Something I’ve noticed about growing older, as the decades turn, is my growing unwillingness to take risks. This is not evident from my general life trends. In the past ten years, I’ve lived in a foreign country, moved to a new city knowing practically no one and nothing, quit jobs, quit couplehood, and quit various support networks. Still, I feel my life is generally ruled by fear. I do small things in conformity with other’s expectations because I am afraid to disappoint. I do large things with extravagant flamboyance to prove I am not afraid. I think it is rare that I make a truly independent decision. I hope at least some choices I make are in consideration of others, rather than in fear of their judgment.
There’s a quote somewhere out there, perhaps well-known but only vaguely outlined in my memory, about the majority of people living their lives bound either by boredom or fear.

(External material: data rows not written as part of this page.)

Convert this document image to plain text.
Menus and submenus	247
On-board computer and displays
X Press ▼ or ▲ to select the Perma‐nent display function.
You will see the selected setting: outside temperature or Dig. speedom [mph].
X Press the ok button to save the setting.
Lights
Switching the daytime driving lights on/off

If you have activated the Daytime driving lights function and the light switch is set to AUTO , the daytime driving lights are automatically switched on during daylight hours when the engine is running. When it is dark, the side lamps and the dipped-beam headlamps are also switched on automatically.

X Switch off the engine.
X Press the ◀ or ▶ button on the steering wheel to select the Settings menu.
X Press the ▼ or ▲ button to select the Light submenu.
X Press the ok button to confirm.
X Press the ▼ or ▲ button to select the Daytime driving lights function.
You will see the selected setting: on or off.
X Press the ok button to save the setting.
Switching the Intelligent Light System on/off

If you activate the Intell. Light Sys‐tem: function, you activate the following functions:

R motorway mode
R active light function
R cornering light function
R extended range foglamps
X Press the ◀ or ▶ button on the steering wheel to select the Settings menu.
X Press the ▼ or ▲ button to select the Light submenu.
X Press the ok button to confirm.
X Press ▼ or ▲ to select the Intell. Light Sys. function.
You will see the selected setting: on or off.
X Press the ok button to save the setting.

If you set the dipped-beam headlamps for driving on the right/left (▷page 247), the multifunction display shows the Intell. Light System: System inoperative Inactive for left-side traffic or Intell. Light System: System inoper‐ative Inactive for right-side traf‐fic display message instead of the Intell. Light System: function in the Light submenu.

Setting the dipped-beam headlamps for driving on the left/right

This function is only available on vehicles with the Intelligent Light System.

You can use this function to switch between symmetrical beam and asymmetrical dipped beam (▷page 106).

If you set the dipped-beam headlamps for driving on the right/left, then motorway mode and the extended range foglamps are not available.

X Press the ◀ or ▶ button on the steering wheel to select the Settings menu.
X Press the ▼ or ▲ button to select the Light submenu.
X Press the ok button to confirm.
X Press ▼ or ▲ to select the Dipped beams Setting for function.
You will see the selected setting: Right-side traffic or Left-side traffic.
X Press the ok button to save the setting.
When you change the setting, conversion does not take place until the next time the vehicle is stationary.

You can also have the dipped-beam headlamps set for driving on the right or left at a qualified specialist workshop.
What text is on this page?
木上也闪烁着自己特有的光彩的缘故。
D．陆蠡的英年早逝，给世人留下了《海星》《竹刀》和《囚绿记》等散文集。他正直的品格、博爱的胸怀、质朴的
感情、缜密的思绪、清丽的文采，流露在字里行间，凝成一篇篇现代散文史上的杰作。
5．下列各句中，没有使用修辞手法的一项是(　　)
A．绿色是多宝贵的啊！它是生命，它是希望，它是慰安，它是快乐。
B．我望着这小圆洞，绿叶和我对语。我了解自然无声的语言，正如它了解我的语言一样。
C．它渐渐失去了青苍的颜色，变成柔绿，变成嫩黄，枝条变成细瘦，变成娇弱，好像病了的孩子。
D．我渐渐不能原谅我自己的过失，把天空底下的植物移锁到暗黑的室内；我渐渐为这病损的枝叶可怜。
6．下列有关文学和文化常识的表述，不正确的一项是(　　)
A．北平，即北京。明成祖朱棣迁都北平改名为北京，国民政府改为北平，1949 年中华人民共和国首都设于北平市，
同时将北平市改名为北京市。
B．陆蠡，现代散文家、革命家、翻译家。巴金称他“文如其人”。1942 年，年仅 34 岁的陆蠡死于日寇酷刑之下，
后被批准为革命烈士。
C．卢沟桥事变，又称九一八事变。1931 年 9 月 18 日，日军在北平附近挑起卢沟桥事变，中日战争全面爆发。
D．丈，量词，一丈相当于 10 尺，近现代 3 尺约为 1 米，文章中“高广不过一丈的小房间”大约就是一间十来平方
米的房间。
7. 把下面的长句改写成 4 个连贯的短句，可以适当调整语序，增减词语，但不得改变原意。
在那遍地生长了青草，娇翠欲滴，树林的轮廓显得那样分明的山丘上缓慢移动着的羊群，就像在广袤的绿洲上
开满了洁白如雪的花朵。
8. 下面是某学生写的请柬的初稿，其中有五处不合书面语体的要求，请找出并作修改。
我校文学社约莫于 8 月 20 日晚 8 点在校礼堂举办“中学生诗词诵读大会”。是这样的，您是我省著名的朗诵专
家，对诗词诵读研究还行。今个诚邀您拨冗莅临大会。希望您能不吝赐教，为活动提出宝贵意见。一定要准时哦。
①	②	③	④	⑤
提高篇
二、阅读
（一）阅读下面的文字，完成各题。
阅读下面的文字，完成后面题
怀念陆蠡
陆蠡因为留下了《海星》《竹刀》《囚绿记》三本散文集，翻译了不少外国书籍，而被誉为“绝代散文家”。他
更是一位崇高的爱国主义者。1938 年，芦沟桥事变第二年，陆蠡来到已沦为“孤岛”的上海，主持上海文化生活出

In my case, I know the binding to be fear. It is a main imperative. But I don’t think this has always been the case. My parents say that I was always an independent child, someone very self-possessed at a young age. When I went to Australia in high school, they said this was an outward expression of my singular self, but not the origin of it. Still, I don’t think I was ever aware of myself with the individuality others saw in me. Perhaps what others see is more honest than my own inward perception.
I can remember an earlier time when my own worldview was predominant, and no fear would distract me from my own imaginings. I can remember being wildly self-involved. I can remember being stubborn and angry and feeling any variety of extreme and therefore negative emotions. I have somehow slipped out of that mindset, and become someone who considers the world and my impact on it more broadly. Is that wisdom, or the loss of something precious and wondrous?